Esther Vivas إستر فيفاس |
Le
vert fait vendre. De la « révolution verte » en passant par la «
technologie verte » et la « croissance verte » aux « pousses vertes »,
censées nous faire sortir de la crise. Dernière trouvaille en date ;
l’« économie verte ». Une économie qui, contrairement à ce que son nom
indique, n’a rien de « vert », mis à part la couleur des dollars
qu’espèrent gagner ceux-là même qui en font la promotion.
Il faut dire que la nouvelle offensive du capitalisme global,
visant à privatiser et à transformer massivement en marchandises les
biens communs, trouve dans l’économie verte sa plus haute expression.
Dans un contexte de crise économique comme celui d’aujourd’hui, il
s’agit précisément d’une des stratégies du capital pour récupérer des
taux de profits élevés, en privatisant les écosystèmes et en
transformant le « vivant » en marchandise.

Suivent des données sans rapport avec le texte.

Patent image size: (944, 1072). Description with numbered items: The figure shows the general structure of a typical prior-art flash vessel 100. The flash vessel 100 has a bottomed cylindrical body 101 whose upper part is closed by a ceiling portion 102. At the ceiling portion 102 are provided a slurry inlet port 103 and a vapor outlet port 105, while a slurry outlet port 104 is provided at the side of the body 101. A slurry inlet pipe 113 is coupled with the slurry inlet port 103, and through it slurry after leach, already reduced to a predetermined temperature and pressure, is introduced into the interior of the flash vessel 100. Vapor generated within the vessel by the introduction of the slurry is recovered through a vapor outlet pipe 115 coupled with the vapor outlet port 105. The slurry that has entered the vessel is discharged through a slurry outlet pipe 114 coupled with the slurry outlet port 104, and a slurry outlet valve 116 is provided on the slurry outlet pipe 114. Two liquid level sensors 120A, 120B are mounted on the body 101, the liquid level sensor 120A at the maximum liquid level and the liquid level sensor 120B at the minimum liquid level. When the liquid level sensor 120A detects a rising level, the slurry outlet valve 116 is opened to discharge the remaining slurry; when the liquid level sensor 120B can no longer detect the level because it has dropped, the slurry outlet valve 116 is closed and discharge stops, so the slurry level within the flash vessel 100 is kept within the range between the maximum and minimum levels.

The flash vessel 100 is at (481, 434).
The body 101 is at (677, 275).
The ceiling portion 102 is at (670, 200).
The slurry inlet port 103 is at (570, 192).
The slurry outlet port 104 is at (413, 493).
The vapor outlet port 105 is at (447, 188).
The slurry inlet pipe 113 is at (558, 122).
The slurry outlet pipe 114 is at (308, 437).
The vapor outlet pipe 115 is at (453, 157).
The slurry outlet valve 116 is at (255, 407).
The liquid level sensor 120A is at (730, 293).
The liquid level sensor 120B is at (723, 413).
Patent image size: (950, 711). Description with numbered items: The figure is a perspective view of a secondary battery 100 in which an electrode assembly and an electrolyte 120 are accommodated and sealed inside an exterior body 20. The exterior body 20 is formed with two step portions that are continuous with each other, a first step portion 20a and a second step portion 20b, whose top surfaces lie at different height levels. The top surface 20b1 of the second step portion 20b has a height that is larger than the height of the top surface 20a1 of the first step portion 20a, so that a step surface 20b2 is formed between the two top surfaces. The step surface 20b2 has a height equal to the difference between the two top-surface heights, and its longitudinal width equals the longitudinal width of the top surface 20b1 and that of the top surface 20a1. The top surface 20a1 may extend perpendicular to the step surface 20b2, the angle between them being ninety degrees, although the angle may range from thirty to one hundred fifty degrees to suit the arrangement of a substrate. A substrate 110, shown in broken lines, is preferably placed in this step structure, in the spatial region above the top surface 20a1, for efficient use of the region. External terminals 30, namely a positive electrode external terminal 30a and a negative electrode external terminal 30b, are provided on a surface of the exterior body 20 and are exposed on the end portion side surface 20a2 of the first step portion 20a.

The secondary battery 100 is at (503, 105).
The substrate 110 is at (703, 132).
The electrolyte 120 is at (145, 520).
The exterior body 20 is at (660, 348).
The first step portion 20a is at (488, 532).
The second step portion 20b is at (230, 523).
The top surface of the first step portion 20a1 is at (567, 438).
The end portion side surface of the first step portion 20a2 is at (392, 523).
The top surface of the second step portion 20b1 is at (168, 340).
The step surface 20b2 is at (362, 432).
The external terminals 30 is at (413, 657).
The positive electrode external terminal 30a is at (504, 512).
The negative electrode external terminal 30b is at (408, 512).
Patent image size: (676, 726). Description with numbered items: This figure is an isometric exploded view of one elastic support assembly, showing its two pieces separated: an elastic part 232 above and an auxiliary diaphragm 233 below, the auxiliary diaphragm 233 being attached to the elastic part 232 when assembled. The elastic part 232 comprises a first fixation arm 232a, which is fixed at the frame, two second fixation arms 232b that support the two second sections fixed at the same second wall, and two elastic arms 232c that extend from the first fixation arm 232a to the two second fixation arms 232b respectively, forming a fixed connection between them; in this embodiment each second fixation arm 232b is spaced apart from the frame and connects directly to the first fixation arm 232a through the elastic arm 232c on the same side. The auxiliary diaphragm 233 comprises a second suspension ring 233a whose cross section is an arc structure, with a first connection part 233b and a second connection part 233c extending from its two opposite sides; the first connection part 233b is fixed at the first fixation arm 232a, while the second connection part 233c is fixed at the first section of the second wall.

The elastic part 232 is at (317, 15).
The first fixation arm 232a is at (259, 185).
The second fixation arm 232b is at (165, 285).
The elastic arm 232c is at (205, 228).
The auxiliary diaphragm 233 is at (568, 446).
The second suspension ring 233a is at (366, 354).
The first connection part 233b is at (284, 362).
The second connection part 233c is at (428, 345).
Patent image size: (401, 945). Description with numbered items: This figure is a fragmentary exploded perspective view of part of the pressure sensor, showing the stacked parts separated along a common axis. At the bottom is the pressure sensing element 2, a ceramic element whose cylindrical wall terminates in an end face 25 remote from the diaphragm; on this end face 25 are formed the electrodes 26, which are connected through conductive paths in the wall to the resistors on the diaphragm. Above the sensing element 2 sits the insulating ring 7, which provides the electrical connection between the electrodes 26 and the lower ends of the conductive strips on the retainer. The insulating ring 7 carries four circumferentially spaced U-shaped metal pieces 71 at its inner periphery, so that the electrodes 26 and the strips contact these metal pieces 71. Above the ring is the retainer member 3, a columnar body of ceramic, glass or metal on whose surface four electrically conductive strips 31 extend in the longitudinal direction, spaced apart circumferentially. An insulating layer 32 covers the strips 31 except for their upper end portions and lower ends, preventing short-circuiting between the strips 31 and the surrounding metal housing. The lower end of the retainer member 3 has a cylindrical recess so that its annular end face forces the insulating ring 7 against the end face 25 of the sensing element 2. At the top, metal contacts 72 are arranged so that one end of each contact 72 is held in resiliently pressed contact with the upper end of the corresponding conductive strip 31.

L’économie verte constituera, justement, le thème central à
l’agenda du prochain Sommet des Nations Unies sur le Développement
Durable, Rio+20. Il aura lieu du 20 au 22 juin à Rio de Janeiro, vingt
ans après le Sommet de la Terre de l’ONU qui s’était déroulé en 1992
dans cette même ville.
Deux décennies plus tard, où en sommes-nous ? Que sont devenus des
concepts tel que le «développement durable », qui est accolé à ce
sommet ? Où en est la ratification de la Convention sur le Changement
Climatique qui avait jeté les bases du Protocole de Kyoto ? Ou encore la
Convention sur la Diversité Biologique qui fut élaborée à l’époque ?
Ce ne sont plus que des chiffons de papier, ni plus ni moins. La
situation aujourd’hui est pire qu’à l’époque.
Un participant au Sommet des Peuples pour la Justice sociale et environnementale en défense des biens communs, qui se tient parallèlement au sommet officiel, Rio de Janeiro, 15 juin 2012. Photo Silvia Izquierdo/AP
Au cours de toutes ces années, non seulement on n’est pas parvenus à
freiner le changement climatique, la perte de biodiversité, la
déforestation, etc., mais ces processus n’ont fait, au contraire, que
s’aggraver et s’intensifier. Nous assistons ainsi à une crise écologique
sans précédent qui menace l’avenir de l’espèce humaine et de la vie
sur cette planète. Une crise qui joue un rôle central dans la crise de
civilisation que nous traversons.
Cette crise environnementale met en évidence l’incapacité du
système capitaliste à nous sortir de l'impasse dans laquelle nous a
conduit sa logique de croissance illimitée, de profit à court terme et
de consumérisme compulsif. Cette incapacité à offrir une issue réelle,
nous avons clairement pu la constater lors des échecs des sommets sur le
climat à Copenhague (2009), Cancún (2010), Durban (2011), ou lors du
sommet sur la biodiversité à Nagoya au Japon (2010). A chaque occasion
ce sont des intérêts politiques et économiques particuliers qui se sont
imposés sur les besoins collectifs de l’humanité et sur l’avenir de la
planète.
Dans ces sommets, on a adopté des fausses solutions face au
changement climatique ; des solutions technologiques comme le nucléaire
et les agro-carburants, ou encore la capture et le stockage sous terre
des émissions de CO2. Autant de mesures destinées à masquer les causes
structurelles qui nous ont conduites à la crise écologique actuelle.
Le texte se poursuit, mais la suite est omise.